The study was conducted on fourth and fifth-grade students from 15 elementary schools in Atlanta. Students from these schools were randomly assigned to participate in three field trips during the school year: One to an art museum, one to a symphony concert and one to a live theater performance.

According to Erickson, the researchers chose these field trips in order to broaden the students’ horizons.

“We really wanted to focus on kind of these cultural enriching field trips that bring students out of their world, into a bigger world that they have less exposure to,” she said.

Ultimately, the researchers found that students who went on different field trips scored higher on their end-of-grade exams, received higher overall grades, and had fewer absences and behavioral infractions than their peers.

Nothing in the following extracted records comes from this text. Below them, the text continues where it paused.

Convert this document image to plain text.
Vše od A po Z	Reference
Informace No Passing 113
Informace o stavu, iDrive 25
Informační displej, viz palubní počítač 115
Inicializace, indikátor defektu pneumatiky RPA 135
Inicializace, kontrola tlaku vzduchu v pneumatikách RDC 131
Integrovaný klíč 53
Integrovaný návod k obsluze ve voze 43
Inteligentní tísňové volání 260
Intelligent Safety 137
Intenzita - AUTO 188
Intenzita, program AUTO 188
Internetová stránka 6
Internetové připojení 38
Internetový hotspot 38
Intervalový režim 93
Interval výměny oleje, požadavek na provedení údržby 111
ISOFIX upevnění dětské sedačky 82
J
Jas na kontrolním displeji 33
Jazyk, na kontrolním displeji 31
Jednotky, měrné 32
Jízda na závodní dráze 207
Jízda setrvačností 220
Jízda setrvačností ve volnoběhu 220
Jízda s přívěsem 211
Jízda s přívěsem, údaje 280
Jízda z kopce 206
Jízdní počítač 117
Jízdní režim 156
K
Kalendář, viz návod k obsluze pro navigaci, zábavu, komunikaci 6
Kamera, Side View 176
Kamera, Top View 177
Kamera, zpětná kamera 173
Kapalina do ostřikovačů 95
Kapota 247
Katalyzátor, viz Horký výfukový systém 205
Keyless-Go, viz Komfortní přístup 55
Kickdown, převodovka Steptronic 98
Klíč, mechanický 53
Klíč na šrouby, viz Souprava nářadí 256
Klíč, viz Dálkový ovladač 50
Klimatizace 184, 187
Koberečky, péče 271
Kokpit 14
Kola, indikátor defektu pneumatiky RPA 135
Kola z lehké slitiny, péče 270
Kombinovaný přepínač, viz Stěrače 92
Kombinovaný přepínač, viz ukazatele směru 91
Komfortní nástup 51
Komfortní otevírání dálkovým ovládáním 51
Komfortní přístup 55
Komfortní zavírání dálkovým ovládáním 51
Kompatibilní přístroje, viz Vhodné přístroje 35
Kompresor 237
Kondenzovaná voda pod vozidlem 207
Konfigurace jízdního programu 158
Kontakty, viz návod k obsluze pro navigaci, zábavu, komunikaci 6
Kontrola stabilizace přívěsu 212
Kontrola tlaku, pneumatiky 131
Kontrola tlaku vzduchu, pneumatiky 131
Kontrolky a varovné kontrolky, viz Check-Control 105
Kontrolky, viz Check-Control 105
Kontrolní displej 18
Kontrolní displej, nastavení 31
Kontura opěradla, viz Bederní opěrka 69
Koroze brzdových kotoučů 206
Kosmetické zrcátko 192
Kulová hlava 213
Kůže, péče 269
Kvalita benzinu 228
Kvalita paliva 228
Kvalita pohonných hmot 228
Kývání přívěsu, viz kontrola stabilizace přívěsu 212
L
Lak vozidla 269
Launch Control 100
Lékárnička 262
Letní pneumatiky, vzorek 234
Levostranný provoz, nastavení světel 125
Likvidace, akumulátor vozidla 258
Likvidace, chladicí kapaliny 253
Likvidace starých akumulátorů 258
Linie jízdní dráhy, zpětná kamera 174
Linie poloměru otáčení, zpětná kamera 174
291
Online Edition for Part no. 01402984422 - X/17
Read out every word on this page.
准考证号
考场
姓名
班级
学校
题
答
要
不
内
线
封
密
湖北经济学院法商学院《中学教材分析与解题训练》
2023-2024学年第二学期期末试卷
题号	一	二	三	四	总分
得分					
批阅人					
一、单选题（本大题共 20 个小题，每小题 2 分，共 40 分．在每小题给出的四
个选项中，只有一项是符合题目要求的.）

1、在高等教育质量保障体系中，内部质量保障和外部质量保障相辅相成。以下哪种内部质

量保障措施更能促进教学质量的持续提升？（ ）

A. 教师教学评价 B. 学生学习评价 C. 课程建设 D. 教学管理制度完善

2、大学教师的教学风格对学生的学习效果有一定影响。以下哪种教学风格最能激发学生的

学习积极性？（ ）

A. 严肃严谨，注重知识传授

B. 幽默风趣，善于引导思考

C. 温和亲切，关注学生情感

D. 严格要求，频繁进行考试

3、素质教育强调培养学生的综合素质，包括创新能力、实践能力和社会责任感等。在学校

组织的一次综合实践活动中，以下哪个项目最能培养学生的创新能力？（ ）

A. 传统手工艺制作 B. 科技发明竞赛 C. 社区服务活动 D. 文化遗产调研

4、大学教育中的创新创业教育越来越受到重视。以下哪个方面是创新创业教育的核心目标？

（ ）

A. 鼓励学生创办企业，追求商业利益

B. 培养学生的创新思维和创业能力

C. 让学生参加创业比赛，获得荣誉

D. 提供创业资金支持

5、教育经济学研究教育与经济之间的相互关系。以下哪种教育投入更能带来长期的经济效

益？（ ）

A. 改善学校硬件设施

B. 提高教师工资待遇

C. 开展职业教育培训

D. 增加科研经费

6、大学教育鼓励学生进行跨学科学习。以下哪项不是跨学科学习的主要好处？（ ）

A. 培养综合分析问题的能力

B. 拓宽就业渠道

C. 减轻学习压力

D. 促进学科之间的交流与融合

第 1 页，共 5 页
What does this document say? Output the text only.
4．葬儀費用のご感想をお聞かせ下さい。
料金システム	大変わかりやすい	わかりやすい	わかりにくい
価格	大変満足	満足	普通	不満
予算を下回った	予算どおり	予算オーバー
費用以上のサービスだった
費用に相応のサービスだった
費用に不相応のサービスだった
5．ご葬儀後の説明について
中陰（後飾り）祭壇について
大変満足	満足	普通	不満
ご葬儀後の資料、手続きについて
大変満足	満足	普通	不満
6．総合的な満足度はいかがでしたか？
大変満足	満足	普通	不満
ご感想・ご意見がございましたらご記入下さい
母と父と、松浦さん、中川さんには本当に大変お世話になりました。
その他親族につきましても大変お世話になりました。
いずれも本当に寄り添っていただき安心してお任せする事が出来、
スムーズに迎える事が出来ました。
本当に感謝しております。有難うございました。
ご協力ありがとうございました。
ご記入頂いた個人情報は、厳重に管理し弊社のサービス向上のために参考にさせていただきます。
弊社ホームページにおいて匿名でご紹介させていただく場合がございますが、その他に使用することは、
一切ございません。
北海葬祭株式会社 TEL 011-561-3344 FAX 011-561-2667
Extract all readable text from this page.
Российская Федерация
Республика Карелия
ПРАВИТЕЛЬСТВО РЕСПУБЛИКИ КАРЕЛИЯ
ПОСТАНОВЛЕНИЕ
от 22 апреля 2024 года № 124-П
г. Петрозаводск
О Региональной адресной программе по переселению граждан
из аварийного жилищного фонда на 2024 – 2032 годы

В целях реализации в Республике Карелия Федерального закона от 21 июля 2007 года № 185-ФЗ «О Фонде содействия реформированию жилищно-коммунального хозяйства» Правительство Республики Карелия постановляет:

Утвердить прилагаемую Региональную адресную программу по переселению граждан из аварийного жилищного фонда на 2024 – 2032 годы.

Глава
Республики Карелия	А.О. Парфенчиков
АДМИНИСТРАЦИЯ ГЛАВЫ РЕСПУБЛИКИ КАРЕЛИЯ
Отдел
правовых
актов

“In addition to the academic improvements, students who participated in multiple field trips were 12% of a standard deviation more likely to express a desire to consume arts in the future and nearly 14% of a standard deviation more likely to agree with the statement, ‘I believe people can have different opinions about the same thing,'” read a BYU press release.

“We tracked the students for a few years, and so after comparing the treatment students who received the field trips to the control students who didn’t receive the field trips, we find that treatment students actually experienced some significant positive impacts,” Erickson said. “One area is kind of in their desire to consume the arts and their tolerance, they report higher tolerance for people who are different from them, and then we see academic and behavior impacts.”

These positive impacts from attending the three field trips were even seen as long as three years later in student performance. Researchers will continue to follow this group of students in order to better understand the long-term impacts field trips can have on students.

“Our biggest kind of policy takeaway from this study is to say, schools you really can consider a wider range of activities without harming student academic performance,” Erickson said.